When we take a problem we’re having, and create a positive focus statement, we change our perspective, and open ourselves up to the positive. Here’s my way of overcoming my weaknesses at work. The problem was low productivity, and trying to justify why I was so slow. My first step was to take responsibility, and get rid of the excuses. I knew I didn’t want the low productivity, so I had to decide what I did want, higher productivity. Then I came up with my focus statement, “I am working faster, and more efficient.” Then I would repeat this daily until it became a regular part of my thinking, and whatever you focus your attention on will cause your body to react. Eventually your body will perform the actions required without thinking about it.
This is not the only way to change your life in a positive direction, but it is the one that has helped me the most. The only advice I have for you, if you have problems that still seem overwhelming, learn what others have done, and pick the method that works best for you.
Allen

Trust Your Own Instincts

October 12, 2014

tube trouble

I know it’s been a while, but it doesn’t mean I’ve forgotten about the WordPress community.

Here’s something I felt I should share. There is a little humor in the situation, but there is also a lesson in it, as well.

As most of you know, I work nights, and I have been going to the gym since June. After a full night of work, and working out, I made it home, in a fairly good mood. With such a schedule, it doesn’t take long to crash, so right before going to bed, I went to the bathroom. After flushing the toilette, I noticed an unusual amount of water coming out of the top of the back.
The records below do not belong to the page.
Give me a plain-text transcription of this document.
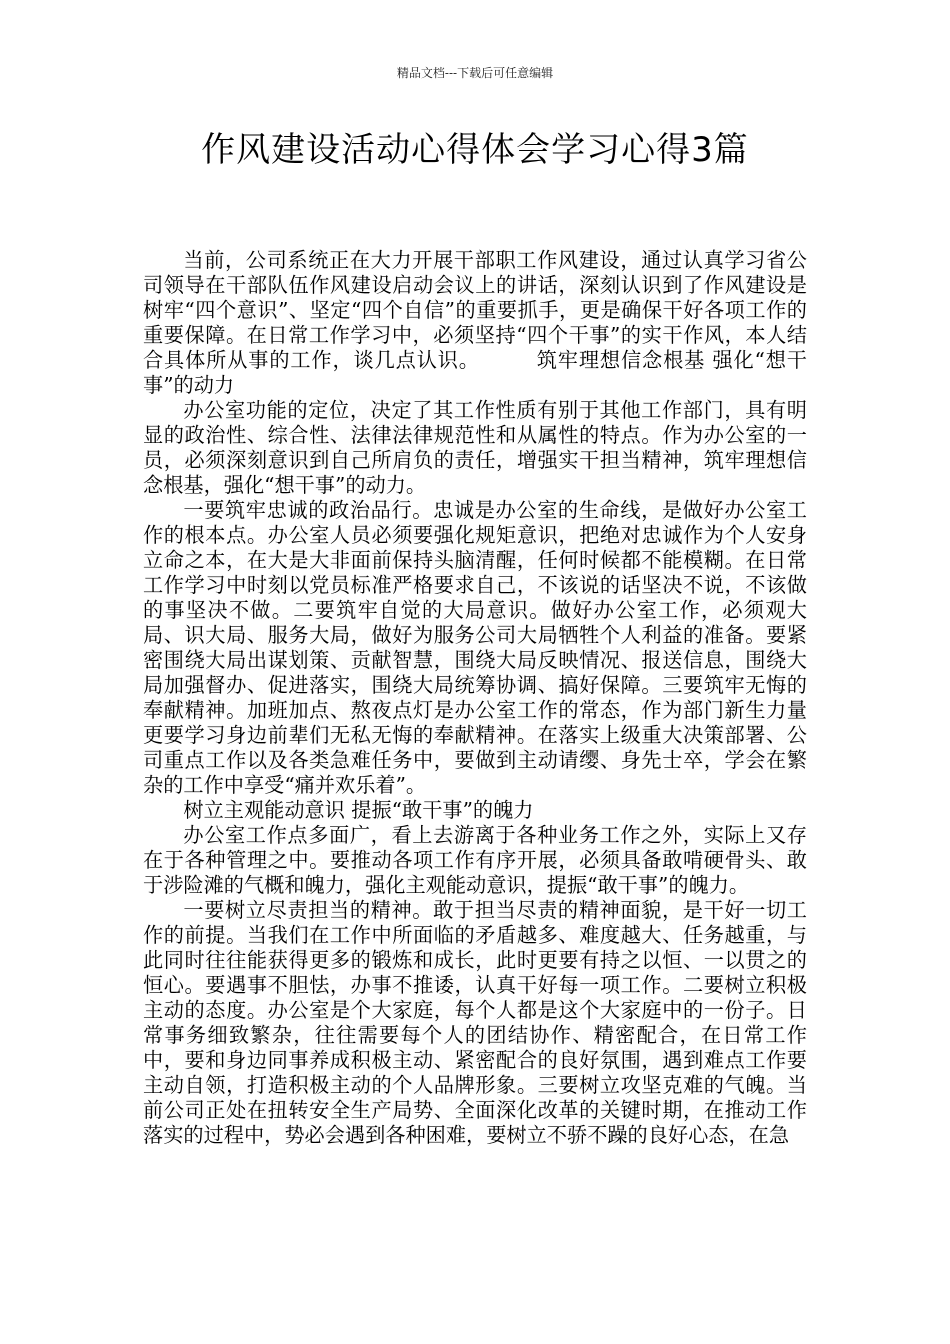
精品文档---下载后可任意编辑
作风建设活动心得体会学习心得3篇

当前，公司系统正在大力开展干部职工作风建设，通过认真学习省公司领导在干部队伍作风建设启动会议上的讲话，深刻认识到了作风建设是树牢“四个意识”、坚定“四个自信”的重要抓手，更是确保干好各项工作的重要保障。在日常工作学习中，必须坚持“四个干事”的实干作风，本人结合具体所从事的工作，谈几点认识。	筑牢理想信念根基 强化“想干事”的动力

办公室功能的定位，决定了其工作性质有别于其他工作部门，具有明显的政治性、综合性、法律法律规范性和从属性的特点。作为办公室的一员，必须深刻意识到自己所肩负的责任，增强实干担当精神，筑牢理想信念根基，强化“想干事”的动力。

一要筑牢忠诚的政治品行。忠诚是办公室的生命线，是做好办公室工作的根本点。办公室人员必须要强化规矩意识，把绝对忠诚作为个人安身立命之本，在大是大非面前保持头脑清醒，任何时候都不能模糊。在日常工作学习中时刻以党员标准严格要求自己，不该说的话坚决不说，不该做的事坚决不做。二要筑牢自觉的大局意识。做好办公室工作，必须观大局、识大局、服务大局，做好为服务公司大局牺牲个人利益的准备。要紧密围绕大局出谋划策、贡献智慧，围绕大局反映情况、报送信息，围绕大局加强督办、促进落实，围绕大局统筹协调、搞好保障。三要筑牢无悔的奉献精神。加班加点、熬夜点灯是办公室工作的常态，作为部门新生力量更要学习身边前辈们无私无悔的奉献精神。在落实上级重大决策部署、公司重点工作以及各类急难任务中，要做到主动请缨、身先士卒，学会在繁杂的工作中享受“痛并欢乐着”。

树立主观能动意识 提振“敢干事”的魄力

办公室工作点多面广，看上去游离于各种业务工作之外，实际上又存在于各种管理之中。要推动各项工作有序开展，必须具备敢啃硬骨头、敢于涉险滩的气概和魄力，强化主观能动意识，提振“敢干事”的魄力。

一要树立尽责担当的精神。敢于担当尽责的精神面貌，是干好一切工作的前提。当我们在工作中所面临的矛盾越多、难度越大、任务越重，与此同时往往能获得更多的锻炼和成长，此时更要有持之以恒、一以贯之的恒心。要遇事不胆怯，办事不推诿，认真干好每一项工作。二要树立积极主动的态度。办公室是个大家庭，每个人都是这个大家庭中的一份子。日常事务细致繁杂，往往需要每个人的团结协作、精密配合，在日常工作中，要和身边同事养成积极主动、紧密配合的良好氛围，遇到难点工作要主动自领，打造积极主动的个人品牌形象。三要树立攻坚克难的气魄。当前公司正处在扭转安全生产局势、全面深化改革的关键时期，在推动工作落实的过程中，势必会遇到各种困难，要树立不骄不躁的良好心态，在急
It was enough to cause a little flood, so I put some towels down and pulled the top off. A little testing, and loss of sleep later, I found the problem; the tube leading to the overflow valve had come loose, and wouldn’t go back. I knew a trip to the hardware store was needed, to buy a new tube, but I also needed my sleep, so I gave it a quick mend with some electrical tape.

I made it to the hardware store, bought the tube, and headed home. In the parking lot of our building, I met up with one of my neighbors. He walks with a walker, and used to be a plumber. When I explained the problem I was having, he said, “A new tube won’t help, your problem is in the floater ball.” After trying to convince me that I needed to buy a new floater ball, we both went in and I took the elevator up, to repair my toilette. As I approached my place, I couldn’t help thinking how I appreciated his advice, but how can I trust the advice of someone who has never taken the time to look at the toilette. Even doctors wouldn’t make a diagnosis over the phone, without ever seeing the patient.

The repair took me two minutes, and four tests, which ended up a huge success. This taught me two things. One, even experts can make mistakes, and two, when you are certain of your answers, don’t let someone else make you doubt your instincts. When you have done all the work of looking over the problem, and coming up with a solution, trust your own instinct, it’s the only expert you will need.